Pembentukan Sangha Theravada Indonesia ini didasari oleh berbagai pertimbangan,
antara lain organisasi ini dibentuk bukan untuk menyaingi Sangha yang sudah ada, tetapi untuk
kepentingan bersama para Bhikkhu dan untuk memfasilitasi kebutuhan umat dalam hal
pembinaan. Akhirnya, di dalam pertemuan Keempat Bhikkhu sependapat untuk membentuk
Sangha baru dan Bhikkhu Khemasarano menyetujuinya. Dengan begitu terbentuklah Sangha
yang dinamakan Sangha Theravada Indonesia oleh kelima orang bhikkhu tersebut yaitu:
Bhikkhu Anggabalo, Bhikkhu Khemasarano, Bhikkhu Suddhammo, Bhikkhu Khemiyo, dan
Bhikkhu Nyanavuttho. Dua Dhammaduta Thailand yaitu Bhante Suvirayan dan Bhante Sombat
Pavitto juga ikut menyaksikan peristiwa bersejarah tersebut. Sangha Theravada Indonesia
disambut baik oleh tokoh-tokoh umat yang hadir maupun yang tidak hadir, pembentukan Sangha
Theravada Indonesia juga langsung mendapat tanggapan positif dari berbagai pihak.
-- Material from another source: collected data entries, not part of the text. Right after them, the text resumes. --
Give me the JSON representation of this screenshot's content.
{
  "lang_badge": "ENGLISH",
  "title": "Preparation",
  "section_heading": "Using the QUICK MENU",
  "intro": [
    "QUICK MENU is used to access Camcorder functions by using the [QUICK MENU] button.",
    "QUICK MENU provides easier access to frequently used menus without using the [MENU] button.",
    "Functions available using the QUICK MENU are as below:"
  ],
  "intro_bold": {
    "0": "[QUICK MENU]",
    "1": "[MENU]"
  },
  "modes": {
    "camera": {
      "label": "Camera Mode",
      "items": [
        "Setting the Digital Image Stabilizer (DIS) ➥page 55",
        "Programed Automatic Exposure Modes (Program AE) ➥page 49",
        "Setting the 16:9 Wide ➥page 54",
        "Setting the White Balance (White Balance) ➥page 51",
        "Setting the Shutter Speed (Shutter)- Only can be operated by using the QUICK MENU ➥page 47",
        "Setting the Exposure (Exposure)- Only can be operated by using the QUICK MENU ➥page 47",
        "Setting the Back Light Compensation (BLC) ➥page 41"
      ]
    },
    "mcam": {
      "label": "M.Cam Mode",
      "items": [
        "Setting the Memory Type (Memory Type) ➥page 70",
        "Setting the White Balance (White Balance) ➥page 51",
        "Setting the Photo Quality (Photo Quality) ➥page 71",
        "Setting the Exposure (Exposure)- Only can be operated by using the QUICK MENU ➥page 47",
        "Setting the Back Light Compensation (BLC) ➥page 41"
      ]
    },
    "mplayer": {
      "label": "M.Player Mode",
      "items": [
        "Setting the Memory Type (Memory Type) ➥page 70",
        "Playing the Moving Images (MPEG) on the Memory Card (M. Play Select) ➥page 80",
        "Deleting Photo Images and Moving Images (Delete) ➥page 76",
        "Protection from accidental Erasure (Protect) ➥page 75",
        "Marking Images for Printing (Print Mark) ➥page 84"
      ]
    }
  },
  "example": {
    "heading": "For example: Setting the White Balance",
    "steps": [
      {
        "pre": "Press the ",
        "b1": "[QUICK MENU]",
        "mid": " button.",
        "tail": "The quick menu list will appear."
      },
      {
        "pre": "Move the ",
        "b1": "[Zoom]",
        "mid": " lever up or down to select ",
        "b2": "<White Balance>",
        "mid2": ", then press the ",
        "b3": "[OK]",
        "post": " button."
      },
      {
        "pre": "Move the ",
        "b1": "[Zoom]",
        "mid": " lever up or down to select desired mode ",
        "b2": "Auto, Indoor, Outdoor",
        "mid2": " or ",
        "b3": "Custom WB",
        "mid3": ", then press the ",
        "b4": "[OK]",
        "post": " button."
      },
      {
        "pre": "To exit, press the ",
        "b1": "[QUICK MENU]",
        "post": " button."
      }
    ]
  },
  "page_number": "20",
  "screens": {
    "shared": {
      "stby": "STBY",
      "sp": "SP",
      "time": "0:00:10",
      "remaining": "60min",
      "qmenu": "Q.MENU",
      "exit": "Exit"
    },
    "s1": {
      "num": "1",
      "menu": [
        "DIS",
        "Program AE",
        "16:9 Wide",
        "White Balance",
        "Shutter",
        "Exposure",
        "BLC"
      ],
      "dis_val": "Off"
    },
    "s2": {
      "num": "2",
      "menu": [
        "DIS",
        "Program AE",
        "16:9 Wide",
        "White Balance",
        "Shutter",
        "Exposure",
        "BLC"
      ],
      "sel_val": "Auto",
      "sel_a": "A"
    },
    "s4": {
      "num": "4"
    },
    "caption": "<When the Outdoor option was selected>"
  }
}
Di saat setelah terbentuk, Sangha Theravada Indonesia menyelenggarakan rapat Sangha
yang dipimpin oleh seorang Sekretaris Jenderal (Maha Lakkhana- dikari). Beberapa hari
kemudian, Bhikkhu Anggabalo dan Samanera Tejavanto (yang sekarang adalah Bhikkhu
Pannavaro) menemui Bhikkhu Girirakkhito Thera di Jakarta untuk menyampaikan telah
berdirinya Sangha Theravada Indonesia. Setelah pertemuan dengan Bhikkhu Girirakkhito, maka
Bhikkhu Aggabalo, Bhikkhu Girirakkhito dan Samanera Tejavanto langsung menghadap ke
Dirjen Bimas Hindu dan Buddha saat itu. Dirjen kemudian menerima dan mengakui keberadaan
Sangha Theravada Indonesia. Bapak Drs. Suriyaputta K.S.Suratin adalah perancang logo Sangha
Theravada Indonesia yang berupa stupa Candi Borobudur dan setelah itu logo diajukan kepada
Sekjen Sangha yaitu Bhikkhu Aggabalo dan diterima setelahnya.
Sampai saat ini logo tersebut masih digunakan sebagai logo Sangha Theravada Indonesia yang dimana logo tersebut terdiri
dari stupa, Dhammacakka(Roda Dhamma) dan empat lingkaran.